Located on the island of Samothrace in the northeast Aegean, it was celebrated for its Mystery Cult centered around the worship of a pre-Hellenic earth goddess, the “Great Mother,” who the ancient Greeks associated with Demeter, goddess of fertility. In Samothracian coinage, she is often depicted as a seated woman with a lion at her side.
Religious activity at the site can be traced back to the 7th century BC. Early rituals included the worship of numerous chthonic gods (“subterranean” gods or spirits of the underworld), whose identities remain obscure. Ancient sources refer to them collectively as the Kábiroi (“Cabeiri”), as it was considered taboo to speak their names out loud.
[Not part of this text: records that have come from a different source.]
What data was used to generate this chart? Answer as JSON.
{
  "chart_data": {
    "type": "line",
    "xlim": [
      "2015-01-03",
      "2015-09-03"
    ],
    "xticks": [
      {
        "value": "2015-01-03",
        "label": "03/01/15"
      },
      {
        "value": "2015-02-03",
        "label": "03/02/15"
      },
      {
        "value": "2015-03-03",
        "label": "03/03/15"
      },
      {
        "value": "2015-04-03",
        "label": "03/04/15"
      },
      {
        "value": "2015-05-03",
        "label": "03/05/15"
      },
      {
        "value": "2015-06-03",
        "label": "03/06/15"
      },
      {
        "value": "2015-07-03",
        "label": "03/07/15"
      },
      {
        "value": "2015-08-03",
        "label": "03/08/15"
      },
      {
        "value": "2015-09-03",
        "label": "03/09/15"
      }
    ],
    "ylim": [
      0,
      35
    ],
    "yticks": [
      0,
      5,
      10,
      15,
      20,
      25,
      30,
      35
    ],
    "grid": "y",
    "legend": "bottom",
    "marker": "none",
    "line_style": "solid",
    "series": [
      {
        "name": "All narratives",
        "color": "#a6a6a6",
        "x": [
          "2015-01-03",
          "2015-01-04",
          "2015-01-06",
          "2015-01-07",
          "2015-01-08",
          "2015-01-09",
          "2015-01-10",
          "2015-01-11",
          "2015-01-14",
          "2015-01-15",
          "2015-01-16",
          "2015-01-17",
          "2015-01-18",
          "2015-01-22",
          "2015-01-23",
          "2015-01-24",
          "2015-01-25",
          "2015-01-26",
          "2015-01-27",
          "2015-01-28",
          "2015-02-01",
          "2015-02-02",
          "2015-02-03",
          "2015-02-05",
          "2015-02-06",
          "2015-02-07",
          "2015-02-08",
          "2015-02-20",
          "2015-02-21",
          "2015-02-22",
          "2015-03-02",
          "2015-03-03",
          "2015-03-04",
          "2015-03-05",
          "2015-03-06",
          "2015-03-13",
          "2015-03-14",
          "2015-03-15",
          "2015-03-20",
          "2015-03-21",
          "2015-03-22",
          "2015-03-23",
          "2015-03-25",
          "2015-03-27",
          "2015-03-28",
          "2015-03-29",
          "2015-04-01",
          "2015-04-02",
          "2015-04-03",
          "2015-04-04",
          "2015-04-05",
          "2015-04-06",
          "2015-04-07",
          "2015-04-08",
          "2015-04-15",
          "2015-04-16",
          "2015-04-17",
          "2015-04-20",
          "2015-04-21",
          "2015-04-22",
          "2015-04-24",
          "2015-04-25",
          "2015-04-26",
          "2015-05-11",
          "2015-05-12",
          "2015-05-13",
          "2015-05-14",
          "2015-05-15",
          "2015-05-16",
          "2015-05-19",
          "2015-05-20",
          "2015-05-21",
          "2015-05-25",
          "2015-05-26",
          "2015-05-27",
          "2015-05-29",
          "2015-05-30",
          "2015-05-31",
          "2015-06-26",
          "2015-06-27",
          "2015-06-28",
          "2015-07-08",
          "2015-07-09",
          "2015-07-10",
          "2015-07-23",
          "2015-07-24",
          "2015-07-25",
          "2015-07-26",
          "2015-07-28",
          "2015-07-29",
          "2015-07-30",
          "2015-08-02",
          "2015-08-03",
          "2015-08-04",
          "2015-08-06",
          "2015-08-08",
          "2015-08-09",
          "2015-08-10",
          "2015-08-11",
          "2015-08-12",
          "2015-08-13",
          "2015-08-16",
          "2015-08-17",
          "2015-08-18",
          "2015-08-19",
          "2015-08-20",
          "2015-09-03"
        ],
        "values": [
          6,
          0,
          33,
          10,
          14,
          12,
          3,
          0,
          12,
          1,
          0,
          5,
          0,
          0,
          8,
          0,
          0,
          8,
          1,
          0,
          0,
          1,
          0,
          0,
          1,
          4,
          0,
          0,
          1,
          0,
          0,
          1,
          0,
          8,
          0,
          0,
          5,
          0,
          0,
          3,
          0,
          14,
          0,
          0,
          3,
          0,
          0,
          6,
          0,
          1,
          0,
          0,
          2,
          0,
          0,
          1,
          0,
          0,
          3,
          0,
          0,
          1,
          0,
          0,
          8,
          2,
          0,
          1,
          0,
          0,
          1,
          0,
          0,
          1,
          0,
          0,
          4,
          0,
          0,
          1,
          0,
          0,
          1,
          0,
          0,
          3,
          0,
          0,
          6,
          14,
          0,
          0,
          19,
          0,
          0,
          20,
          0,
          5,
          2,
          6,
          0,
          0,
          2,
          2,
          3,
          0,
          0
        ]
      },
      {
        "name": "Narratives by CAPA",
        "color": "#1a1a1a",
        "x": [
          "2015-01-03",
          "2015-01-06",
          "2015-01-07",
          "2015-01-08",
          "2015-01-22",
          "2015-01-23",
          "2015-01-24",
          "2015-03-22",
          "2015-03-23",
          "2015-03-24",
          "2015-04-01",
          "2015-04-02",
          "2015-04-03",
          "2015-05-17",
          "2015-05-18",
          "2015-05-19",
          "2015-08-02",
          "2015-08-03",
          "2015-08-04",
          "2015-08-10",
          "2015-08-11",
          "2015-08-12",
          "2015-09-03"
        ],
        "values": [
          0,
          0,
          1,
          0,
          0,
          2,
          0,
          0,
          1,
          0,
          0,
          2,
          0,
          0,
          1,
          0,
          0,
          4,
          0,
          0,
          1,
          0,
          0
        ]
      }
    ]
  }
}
A monumental building program was undertaken in the 4th century BC, including the construction of the Epopteion, a type of temple with an ornate facade and a row of columns on the front (prostyle). It bears the inscription of Hieron, or “Holy Place,” and was the site of sacred rituals and ceremonies. A major annual festival took place in mid-July, drawing envoys and pilgrims to the island from across the Greek world.
The famous Winged Victory (Nike) of Samothrace, now in the Louvre, was discovered at the Sanctuary in 1863.